Their study found the drug works even better when paired with another HIV medication, called AZT, or with interferon beta, used to treat multiple sclerosis. The combination of all three drugs was the most effective against Ebola.

The study was co-authored by Thomas Hoenen, an NIH virologist who specializes in hemorrhagic fever viruses such as Ebola, and by Gary Kobinger, a widely respected Ebola researcher who led the animal research on Zmapp.

But leaders at the WHO and NIH were unenthusiastic, because not only did lamivudine not work in the NIH's lab, it also didn't work when they gave it to 12 guinea pigs infected with Ebola. In science, as a general rule, animal studies trump lab studies, but the NIH researchers themselves called their animal work "a small pilot study."

McCarthy said he still thinks lamivudine is worth further study, especially since it's inexpensive, already available in Africa, and has been used safely for decades.

He added that as an HIV researcher, he doesn't understand why authorities continue to study single drugs, rather than combinations. "The greatest success in HIV therapy is combination therapy. No one in HIV would give one drug," he said.

But Hensley and Friede say in their opinion there's no reason at this point to continue studying lamivudine. Friede puts lamivudine in the same category as countless other Ebola "remedies" that people latched onto during the horrific outbreak.

"If we should do further studies on lamivudine, then we should also have done them on homeopathy and snake venom and ozone injections," he said.

A murky future

No cases of Ebola have been reported since November of last year, when a cluster of three cases arose in Liberia, according to the World Health Organization.

That's obviously good news, but it also means there are nearly no patients to test the drugs on, so scientists have to rely on lab and animal studies. And they are inferior substitutes. Treatments that work on cells in laboratories (in vitro studies) don't always work in animals (in vivo studies), and those that work in animals don't always work in people.

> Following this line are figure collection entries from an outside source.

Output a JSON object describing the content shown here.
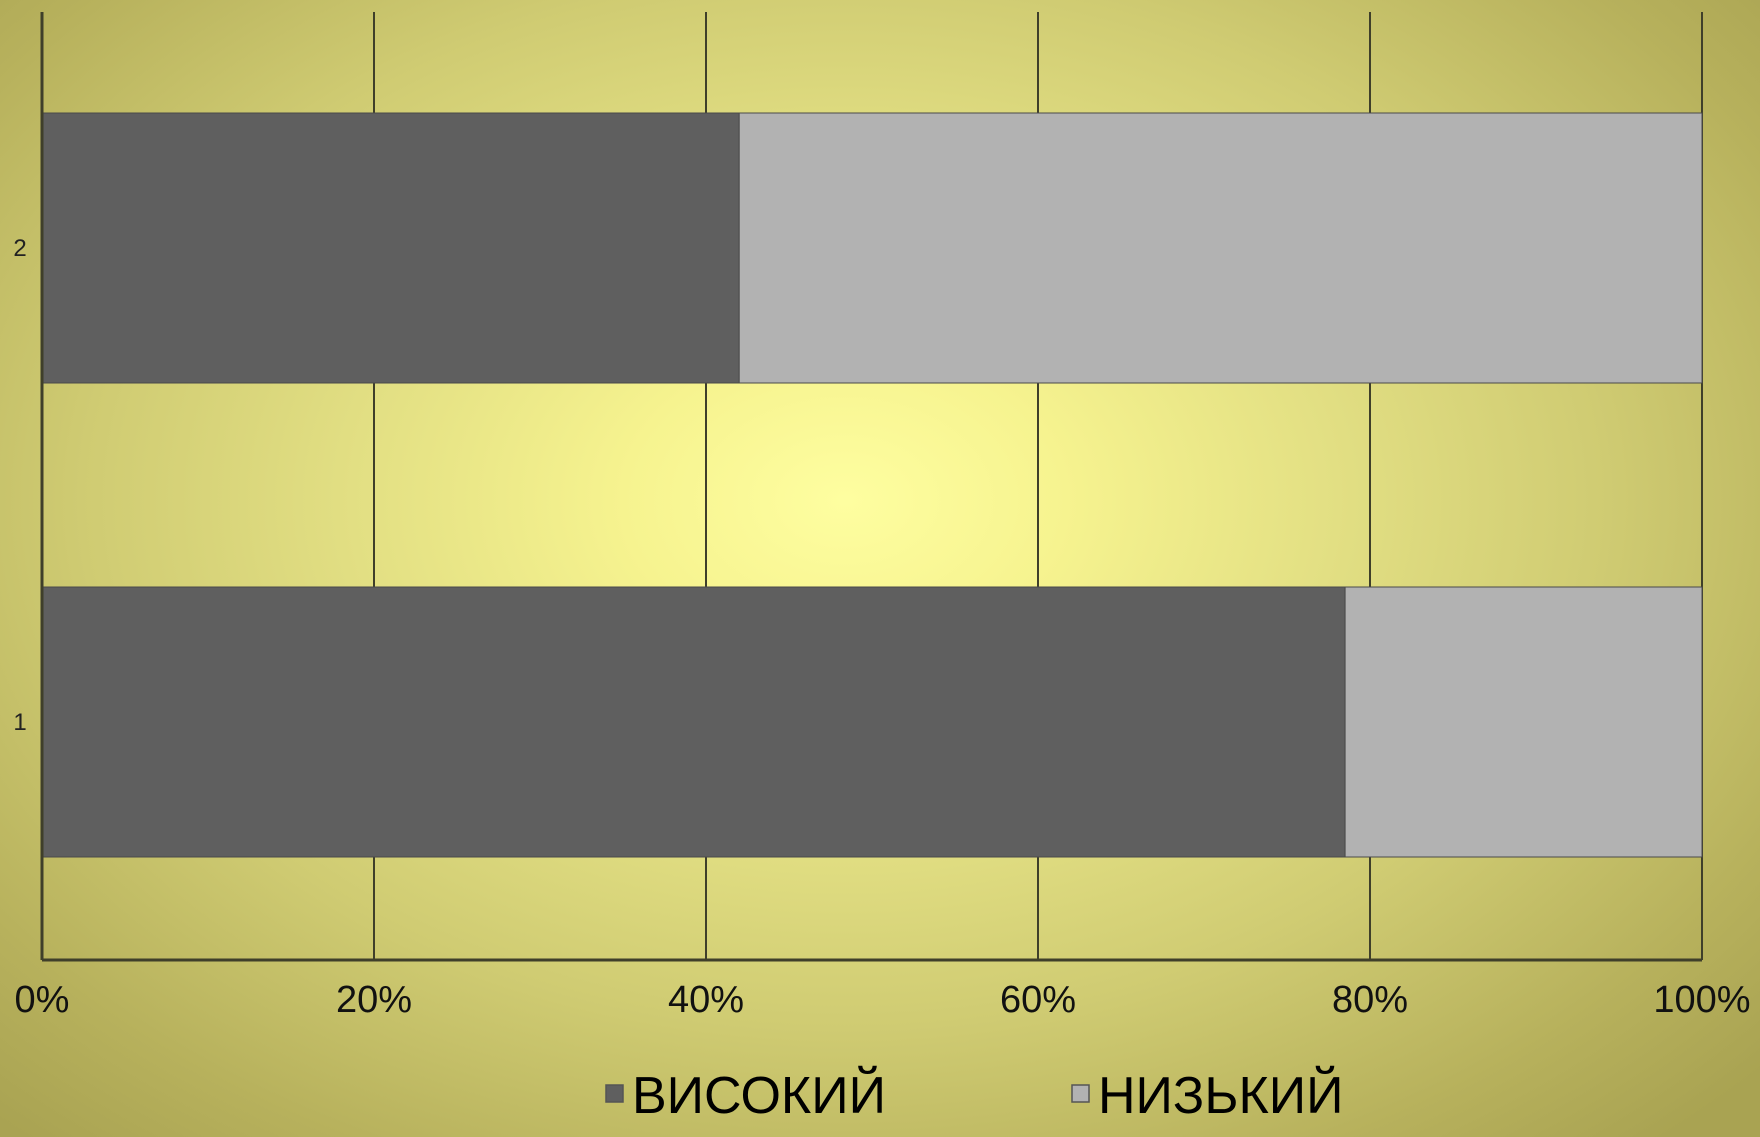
{
  "chart_data": {
    "type": "bar",
    "orientation": "horizontal",
    "stacked": "percent",
    "title": "",
    "xlabel": "",
    "ylabel": "",
    "categories": [
      "1",
      "2"
    ],
    "series": [
      {
        "name": "ВИСОКИЙ",
        "values": [
          78.5,
          42
        ],
        "color": "#5f5f5f"
      },
      {
        "name": "НИЗЬКИЙ",
        "values": [
          21.5,
          58
        ],
        "color": "#b2b2b2"
      }
    ],
    "xlim": [
      0,
      100
    ],
    "xticks": [
      "0%",
      "20%",
      "40%",
      "60%",
      "80%",
      "100%"
    ],
    "grid": "vertical",
    "legend": "bottom-center"
  }
}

"It's important to stress that one of the challenges for the research scientists is understanding what the various in vitro and in vivo screens mean," Lisa Hensley, a top NIH Ebola researcher wrote to CNN in an email.

Dr. Donald Thea, director of the Center for Global Health and Development at the Boston University School of Public Health, agrees. Without human study subjects, he said, you can only go so far.

"It absolutely limits you as to how close you can get to a home run without humans," he said. The trick, he said, is to be ready to hit the ground running with strong potential drug candidates if and when another large Ebola outbreak occurs -- and it's not clear if such candidates currently exist.